No matter which part of the world they live in, there is one thing that all Indian parents can agree on: their children’s education – in Science or Math if they can get their way. They not only start saving for it right from when their kids are born, most Indian parents also prepare their kids to attend the best colleges from a really young age. In fact, growing up as an Indian kid whose parents cared deeply about education, I can attest that many Indian parents often consider their children’s education the single greatest achievement of their lives. And it is almost exclusively thanks to their drive, that Asian Indian children excel in academics in whichever country they live, including the United States. But what exactly motivates Asian Indian parents to get their children the best possible education. The easy answer would be cultural behavior. But we did some real research and got you the facts.
Asian Indians: Among the fastest growing population in the US
- Asian Indians are among the fastest growing population in the US and since 2014, India and China have replaced Mexico as the top two immigrant origin nations.
- 58% and 42% of Asian Indians live in the top 10 and top 5 US markets respectively. The top market locations include NY, NJ, SF, LA, Dallas, Chicago.
- In 2016, 82% of the 85,000 new H1-B visas (for skilled young working professionals) were issued to Asian Indians and Chinese.
- They constitute the highest median household income group at $110k
- India and China continue to be the top two countries for international students for US colleges (Source: WSJ, 2015).
Asian Indian Behaviors and Attitudes Regarding Education
- Indian parents are extremely ambitious for their children and over 51% rank career success as the most popular goal for them, even above a happy life, and carry that same attitude when they move to the US.
- Over 91% see an undergraduate education as essential to achieving life goals. (HSBC Survey Report: The Value for Education: Learning for Life)
Education: The biggest life goal
- Asian Indian parents are willing to go above and beyond to ensure the best possible education for their children. Most start saving for it from a young age, often from when their children turn five.
- They send their children to some classes – be it Sunday school or STEM classes — even before official SAT prep begins.
- Most believe higher education the only way to earn respect as immigrants in America and dropping out of college is never an option.
Highly Competitive Attitudes
Asian Indian community is highly competitive when it comes to education. Children’s high scores are a source of pride for the entire family and low scores a reason for shame.
- No Asian Indian parent wants their child to be ‘left behind’ the others and parents are constantly enrolling their children in activities that other kids are doing.
- After-school classes and scores are a frequent topic of discussion at most local events and community gatherings.
Extremely Hands-on Parenting Style
- Asian Indian Parents are extremely involved in their children’s education, personally helping them with homework and overseeing their academic progress.
- They constantly communicate with teachers and also supplement the coursework by adding extra lessons and practice tests for their children, sometimes even with material above their current grades.

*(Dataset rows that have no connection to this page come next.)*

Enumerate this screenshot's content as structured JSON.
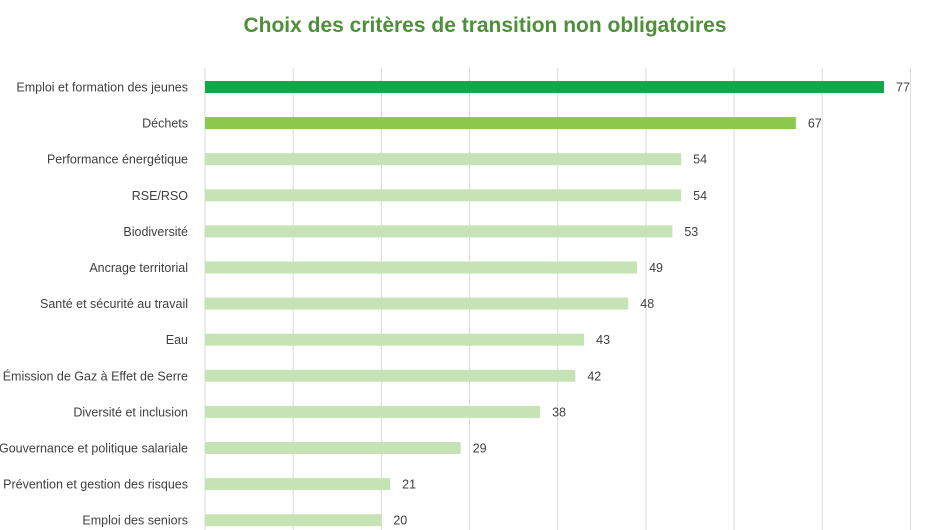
{
  "chart_data": {
    "type": "bar",
    "orientation": "horizontal",
    "title": "Choix des critères de transition non obligatoires",
    "categories": [
      "Emploi et formation des jeunes",
      "Déchets",
      "Performance énergétique",
      "RSE/RSO",
      "Biodiversité",
      "Ancrage territorial",
      "Santé et sécurité au travail",
      "Eau",
      "Émission de Gaz à Effet de Serre",
      "Diversité et inclusion",
      "Gouvernance et politique salariale",
      "Prévention et gestion des risques",
      "Emploi des seniors"
    ],
    "values": [
      77,
      67,
      54,
      54,
      53,
      49,
      48,
      43,
      42,
      38,
      29,
      21,
      20
    ],
    "bar_colors": [
      "#12a84a",
      "#8cc84b",
      "#c6e3b5",
      "#c6e3b5",
      "#c6e3b5",
      "#c6e3b5",
      "#c6e3b5",
      "#c6e3b5",
      "#c6e3b5",
      "#c6e3b5",
      "#c6e3b5",
      "#c6e3b5",
      "#c6e3b5"
    ],
    "xlim": [
      0,
      80
    ],
    "grid": true,
    "xlabel": "",
    "ylabel": ""
  }
}
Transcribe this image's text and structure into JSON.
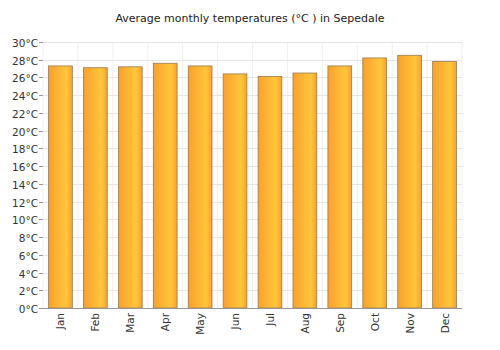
{
  "chart_data": {
    "type": "bar",
    "title": "Average monthly temperatures (°C ) in Sepedale",
    "categories": [
      "Jan",
      "Feb",
      "Mar",
      "Apr",
      "May",
      "Jun",
      "Jul",
      "Aug",
      "Sep",
      "Oct",
      "Nov",
      "Dec"
    ],
    "values": [
      27.3,
      27.1,
      27.2,
      27.6,
      27.3,
      26.4,
      26.1,
      26.5,
      27.3,
      28.2,
      28.5,
      27.8
    ],
    "color": "#f9a12e",
    "ylim": [
      0,
      30
    ],
    "yticks": [
      {
        "value": 0,
        "label": "0°C"
      },
      {
        "value": 2,
        "label": "2°C"
      },
      {
        "value": 4,
        "label": "4°C"
      },
      {
        "value": 6,
        "label": "6°C"
      },
      {
        "value": 8,
        "label": "8°C"
      },
      {
        "value": 10,
        "label": "10°C"
      },
      {
        "value": 12,
        "label": "12°C"
      },
      {
        "value": 14,
        "label": "14°C"
      },
      {
        "value": 16,
        "label": "16°C"
      },
      {
        "value": 18,
        "label": "18°C"
      },
      {
        "value": 20,
        "label": "20°C"
      },
      {
        "value": 22,
        "label": "22°C"
      },
      {
        "value": 24,
        "label": "24°C"
      },
      {
        "value": 26,
        "label": "26°C"
      },
      {
        "value": 28,
        "label": "28°C"
      },
      {
        "value": 30,
        "label": "30°C"
      }
    ],
    "grid": true
  }
}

- American school system is considered less rigorous than India with lesser emphasis on STEM subjects.
High Expectations and Hopes
- Asian Indian parents have equally high expectations from their children and expect nothing less than the highest scores.
- Lower scores (even an -A compared to an A) are considered unacceptable and unsatisfactory. (Asian Indian Mothers Involved in their children’s schooling: An analysis of social and cultural capital)
Their extensive focus on education, competitive, excellence-pursuing attitudes, and community-based information exchange makes them a unique consumer group, but this behavior is also visible throughout all communities of Asian Americans. Not just Asian Indian but Chinese American, Korean American, Filipino, Pakistani and Vietnamese American parents also show similar drive for their children’s education. Given that it’s little surprise that Asians Americans are shaping up to become one of the most formidable and fastest growing minorities in the US.